Did you hear about the big hole at the intersection in town? Police are looking into it.
Cop, "What's in the bottle." Lady, "Just water." Cop, "Ma'am that's wine!" Lady, "OMG, Jesus did it again!"
A snail gets mugged by a couple turtles and when the cops asked him for a description of the turtles he told them "I don't know, it all happened so fast"
The police asked where I was between 5 and 6.. so I told them nursery school.
So a hole has been found in the nudist camp wall. The police are looking into it now.
The police arrested two kids yesterday, one was drinking battery acid and the other was eating fireworks. They charged one kid and let the other one off...
What was the goal of the detective duck?
To quack the case.
A man was driving home late one afternoon above the speed limit. He noticed a police car with its red lights in his rearview mirror. He thought, "I can outrun this guy," so he floored it and the race was on. The cars were racing down the highway at 90 miles an hour. Finally, as his speedometer passed 100, the guy figured, "What the heck," and gave up. He pulled over to the curb. The police officer got out of his cruiser and approached the car. He leaned down and said, "Listen mister, I've had a really lousy day, and I just want to go home. Give me a good excuse and I'll let you go." The man thought for a moment and said, "Three weeks ago, my wife ran off with a police officer. When I saw your cruiser in my rearview mirror, I thought you were that officer and you were trying to give her back to me!" The officer let him go.
I got a call from the police station saying they want to interview me. Funny, I don't remember applying for a job there.
A police officer called the station on his radio. "I have an interesting case here. An old lady just shot her husband for stepping on the floor she just mopped." "Have you arrested the woman?" "Not yet. The floor is still wet."
I went to the store the other day and I was in there for only about 5 minutes. When I came out there was a motorcycle cop writing a parking ticket. So I went up to him and said "Come on, buddy, how about giving me a break?" He ignored me and continued writing the ticket. So I called him a pencil-necked Nazi. He glared at me and started writing another ticket for worn tires! So I called him a piece of horse shit. He finished the second ticket and put it on the windshield with the first. Then he started writing a third ticket! This went on for about 20 minutes; the more I abused him, the more tickets he wrote. I didn't care. My car was parked around the corner.

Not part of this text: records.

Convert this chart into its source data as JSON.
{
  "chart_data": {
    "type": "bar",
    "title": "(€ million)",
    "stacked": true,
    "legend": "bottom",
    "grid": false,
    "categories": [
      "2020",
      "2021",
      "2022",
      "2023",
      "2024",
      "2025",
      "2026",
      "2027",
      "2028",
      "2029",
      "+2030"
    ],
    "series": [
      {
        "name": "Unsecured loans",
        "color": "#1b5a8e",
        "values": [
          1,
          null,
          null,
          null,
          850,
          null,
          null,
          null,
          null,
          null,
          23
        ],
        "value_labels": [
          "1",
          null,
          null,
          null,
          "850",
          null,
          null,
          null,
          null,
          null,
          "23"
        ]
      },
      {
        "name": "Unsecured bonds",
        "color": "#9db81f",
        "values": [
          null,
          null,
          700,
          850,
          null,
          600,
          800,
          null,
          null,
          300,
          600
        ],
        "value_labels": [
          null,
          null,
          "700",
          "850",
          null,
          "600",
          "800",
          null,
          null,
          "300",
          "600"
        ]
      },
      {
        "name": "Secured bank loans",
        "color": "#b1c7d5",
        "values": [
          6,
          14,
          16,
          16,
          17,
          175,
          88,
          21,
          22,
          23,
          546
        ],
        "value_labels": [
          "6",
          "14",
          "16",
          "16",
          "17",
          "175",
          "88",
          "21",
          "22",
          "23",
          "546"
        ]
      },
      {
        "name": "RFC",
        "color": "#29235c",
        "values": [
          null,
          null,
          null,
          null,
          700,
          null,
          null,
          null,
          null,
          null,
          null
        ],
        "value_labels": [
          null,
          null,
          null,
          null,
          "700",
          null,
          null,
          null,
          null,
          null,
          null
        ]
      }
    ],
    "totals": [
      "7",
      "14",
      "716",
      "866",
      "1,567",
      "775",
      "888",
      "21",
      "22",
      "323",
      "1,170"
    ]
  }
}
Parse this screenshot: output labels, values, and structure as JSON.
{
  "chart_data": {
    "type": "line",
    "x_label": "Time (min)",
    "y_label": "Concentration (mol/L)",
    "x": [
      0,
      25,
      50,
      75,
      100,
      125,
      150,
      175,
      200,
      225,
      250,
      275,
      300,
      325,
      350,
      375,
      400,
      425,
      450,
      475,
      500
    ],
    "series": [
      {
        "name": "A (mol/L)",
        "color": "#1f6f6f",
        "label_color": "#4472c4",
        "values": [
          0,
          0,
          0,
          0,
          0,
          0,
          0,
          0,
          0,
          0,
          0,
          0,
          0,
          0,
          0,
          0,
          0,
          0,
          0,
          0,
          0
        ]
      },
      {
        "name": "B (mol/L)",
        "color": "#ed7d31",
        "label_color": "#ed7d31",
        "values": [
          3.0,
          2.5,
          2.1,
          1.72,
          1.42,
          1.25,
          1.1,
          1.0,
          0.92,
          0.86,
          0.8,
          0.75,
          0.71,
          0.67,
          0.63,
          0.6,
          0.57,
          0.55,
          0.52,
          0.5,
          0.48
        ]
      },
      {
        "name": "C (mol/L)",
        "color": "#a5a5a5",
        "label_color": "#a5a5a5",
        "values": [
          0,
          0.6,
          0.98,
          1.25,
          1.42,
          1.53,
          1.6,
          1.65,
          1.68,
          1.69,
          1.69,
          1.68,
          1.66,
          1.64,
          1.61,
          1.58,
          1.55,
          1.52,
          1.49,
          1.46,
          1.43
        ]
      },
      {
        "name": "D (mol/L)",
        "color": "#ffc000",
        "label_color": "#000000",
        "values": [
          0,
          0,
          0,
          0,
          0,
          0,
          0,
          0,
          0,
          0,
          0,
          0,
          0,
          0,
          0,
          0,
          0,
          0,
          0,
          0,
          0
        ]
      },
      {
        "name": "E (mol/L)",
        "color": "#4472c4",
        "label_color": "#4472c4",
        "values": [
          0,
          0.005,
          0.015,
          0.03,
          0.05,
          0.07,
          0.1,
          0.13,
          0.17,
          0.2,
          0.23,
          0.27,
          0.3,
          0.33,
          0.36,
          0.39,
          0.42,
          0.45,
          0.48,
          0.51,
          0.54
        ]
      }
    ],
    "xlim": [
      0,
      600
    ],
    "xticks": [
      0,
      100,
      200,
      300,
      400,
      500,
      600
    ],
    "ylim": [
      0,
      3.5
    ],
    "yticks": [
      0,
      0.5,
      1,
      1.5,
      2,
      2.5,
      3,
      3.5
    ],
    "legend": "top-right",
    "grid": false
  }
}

A young man was in the process of taking a verbal exam to join the local police force. "If you're driving a police car, alone on a country road at night, and are being chased by a group of criminals driving sixty miles an hour, what would you do?" he was asked. Without hesitation, the young man replied, "Seventy!"
So, I got pulled over in the carpool lane the other day. When the officer asked where my passenger was. I told him due to social distancing, he was in the car behind me.
Cop: "You were going really fast". Me: "I was just trying to keep up with traffic". Cop: "There isn't any traffic". Me: "I know! That's how far behind I am".
Police, "Why didn't you report your credit card stolen?" Man, "The thief was spending less than my wife."